What Can Cyclists Do to Improve Cycle Safety?
- Cycle with Common Sense.
- Cycle in visible positions. Avoid hugging gutter. This makes you more visible for cars turning right. If you avoid hugging the gutter and cycle at a distance from parked cars, there is also less chance of cars opening doors into your path. It can be difficult cycling in middle of lane because cars may get impatient behind. But, sometimes it is necessary to take whole lane and make cars wait a little.
- Never undertake a big vehicle when there is a chance they could start moving and turn left into your path.
- Don’t take risks in passing through junctions.
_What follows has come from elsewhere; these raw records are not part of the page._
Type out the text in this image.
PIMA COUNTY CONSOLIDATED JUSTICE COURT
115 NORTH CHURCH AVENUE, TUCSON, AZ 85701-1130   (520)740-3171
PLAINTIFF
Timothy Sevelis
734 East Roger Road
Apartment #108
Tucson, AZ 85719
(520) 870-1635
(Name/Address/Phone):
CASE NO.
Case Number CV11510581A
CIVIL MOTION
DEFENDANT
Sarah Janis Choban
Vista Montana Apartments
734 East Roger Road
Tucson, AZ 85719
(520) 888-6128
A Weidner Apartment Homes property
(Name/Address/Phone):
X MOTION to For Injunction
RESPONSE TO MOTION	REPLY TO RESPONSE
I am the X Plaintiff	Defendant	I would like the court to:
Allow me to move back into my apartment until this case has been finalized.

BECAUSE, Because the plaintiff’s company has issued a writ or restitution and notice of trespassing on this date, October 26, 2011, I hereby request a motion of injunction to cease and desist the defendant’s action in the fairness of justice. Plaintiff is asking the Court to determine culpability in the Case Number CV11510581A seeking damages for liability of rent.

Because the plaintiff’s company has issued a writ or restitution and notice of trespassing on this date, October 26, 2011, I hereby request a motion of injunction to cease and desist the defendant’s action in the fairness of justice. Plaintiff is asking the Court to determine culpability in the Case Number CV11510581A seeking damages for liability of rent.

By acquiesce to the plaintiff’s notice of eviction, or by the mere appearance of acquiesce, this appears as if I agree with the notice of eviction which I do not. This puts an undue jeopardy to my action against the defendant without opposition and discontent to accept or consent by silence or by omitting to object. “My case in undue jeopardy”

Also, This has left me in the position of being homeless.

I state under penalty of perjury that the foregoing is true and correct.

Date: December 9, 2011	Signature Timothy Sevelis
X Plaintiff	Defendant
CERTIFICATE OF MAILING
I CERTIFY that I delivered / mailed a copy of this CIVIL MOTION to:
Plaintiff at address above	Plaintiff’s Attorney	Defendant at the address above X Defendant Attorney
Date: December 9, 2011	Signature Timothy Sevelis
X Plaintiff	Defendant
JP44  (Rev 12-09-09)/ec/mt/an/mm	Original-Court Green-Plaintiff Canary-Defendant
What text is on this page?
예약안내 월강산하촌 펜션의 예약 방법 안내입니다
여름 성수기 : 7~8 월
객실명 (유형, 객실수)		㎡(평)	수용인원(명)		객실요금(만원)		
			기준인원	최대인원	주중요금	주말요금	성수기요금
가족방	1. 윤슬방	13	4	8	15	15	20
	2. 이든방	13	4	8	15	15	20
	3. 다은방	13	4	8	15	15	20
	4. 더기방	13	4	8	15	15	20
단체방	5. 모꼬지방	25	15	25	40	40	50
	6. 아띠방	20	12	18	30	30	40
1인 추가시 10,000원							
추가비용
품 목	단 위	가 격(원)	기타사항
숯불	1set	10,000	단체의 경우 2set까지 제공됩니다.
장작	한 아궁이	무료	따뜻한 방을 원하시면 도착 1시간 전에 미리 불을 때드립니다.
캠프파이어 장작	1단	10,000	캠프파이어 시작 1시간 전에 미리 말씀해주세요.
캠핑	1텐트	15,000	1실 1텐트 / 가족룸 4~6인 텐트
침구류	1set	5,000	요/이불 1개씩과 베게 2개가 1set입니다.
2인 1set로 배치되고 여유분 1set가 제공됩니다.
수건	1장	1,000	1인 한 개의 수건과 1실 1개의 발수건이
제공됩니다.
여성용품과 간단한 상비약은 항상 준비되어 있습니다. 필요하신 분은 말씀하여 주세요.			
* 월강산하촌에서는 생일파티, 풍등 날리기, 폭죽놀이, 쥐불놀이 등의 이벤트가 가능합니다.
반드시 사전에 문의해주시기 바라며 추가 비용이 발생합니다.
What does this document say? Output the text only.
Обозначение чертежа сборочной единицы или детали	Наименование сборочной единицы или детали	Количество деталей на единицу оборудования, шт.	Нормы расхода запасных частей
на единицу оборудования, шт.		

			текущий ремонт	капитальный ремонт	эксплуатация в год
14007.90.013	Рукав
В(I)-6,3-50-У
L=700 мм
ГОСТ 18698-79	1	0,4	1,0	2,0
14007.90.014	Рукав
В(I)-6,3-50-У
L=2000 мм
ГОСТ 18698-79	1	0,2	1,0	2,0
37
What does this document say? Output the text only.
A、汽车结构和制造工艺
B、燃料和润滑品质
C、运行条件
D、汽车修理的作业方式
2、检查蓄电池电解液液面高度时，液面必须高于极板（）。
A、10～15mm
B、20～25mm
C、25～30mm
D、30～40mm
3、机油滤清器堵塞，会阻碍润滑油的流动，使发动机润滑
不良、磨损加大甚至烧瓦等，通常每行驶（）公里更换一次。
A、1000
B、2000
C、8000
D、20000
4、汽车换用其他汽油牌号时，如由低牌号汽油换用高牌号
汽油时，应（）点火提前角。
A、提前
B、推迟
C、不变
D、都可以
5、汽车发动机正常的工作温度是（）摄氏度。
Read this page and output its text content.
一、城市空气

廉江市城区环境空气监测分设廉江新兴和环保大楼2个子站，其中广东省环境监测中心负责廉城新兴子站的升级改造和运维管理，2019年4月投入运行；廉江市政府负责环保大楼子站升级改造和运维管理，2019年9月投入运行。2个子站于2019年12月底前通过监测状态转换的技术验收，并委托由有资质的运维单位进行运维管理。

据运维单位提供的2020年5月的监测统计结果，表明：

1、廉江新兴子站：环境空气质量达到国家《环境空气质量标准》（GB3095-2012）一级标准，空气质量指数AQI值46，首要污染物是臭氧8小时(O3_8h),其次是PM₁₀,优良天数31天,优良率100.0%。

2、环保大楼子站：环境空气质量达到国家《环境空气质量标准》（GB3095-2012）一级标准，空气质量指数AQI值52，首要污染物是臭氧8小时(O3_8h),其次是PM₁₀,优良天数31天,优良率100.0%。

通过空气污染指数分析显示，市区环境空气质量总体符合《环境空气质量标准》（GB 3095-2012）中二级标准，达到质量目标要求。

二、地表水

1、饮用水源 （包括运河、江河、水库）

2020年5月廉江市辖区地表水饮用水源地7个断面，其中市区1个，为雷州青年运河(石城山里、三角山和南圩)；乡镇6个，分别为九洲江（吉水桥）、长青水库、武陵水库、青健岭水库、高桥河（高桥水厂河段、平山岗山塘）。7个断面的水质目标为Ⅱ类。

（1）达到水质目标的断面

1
- Be visible. Wear lights and high viz clothing where necessary, especially at twilight.
- Wear Helmet. Although there is much debate about effectiveness of helmet. Helmets will offer protection and reduce injury for head collisions.
- Choose quieter roads / cycle paths.
- Take care at junctions where there is higher incidence of accidents.
- Don’t assume motorists will see you. Slow down and wait for eye contact.
- Don’t trust signals. Often motorists will be signalling left. The temptation is to turn right assuming the cars won’t go straight on. But, when the car signals left, it doesn’t necessarily mean they are going to turn left into your road.
- Make a noise. Cars have horns to warn other road users. Cyclists have bells and their voice. Sometimes, you can’t beat a quick yell to bring pedestrians / motorists out of their slumber.
- Cycle Further Out in Road for Greater Visibility A common cause of accident is a motorist pulling out turning right and failing to see the cyclist. This can be limited by riding in a visible position. Using headlamp in dark conditions and anticipate possibility of cars not seeing you.
This is not meant to discourage cycling by raising potential dangers of cycling. The truth is cycling is good for you. The health benefits outweigh the dangers from vehicle collisions. See: How dangerous is cycling? Don’t see this as a reason to avoid cycling and sit on your sofa eating chips. Just see it as a potential for making cycling even safer.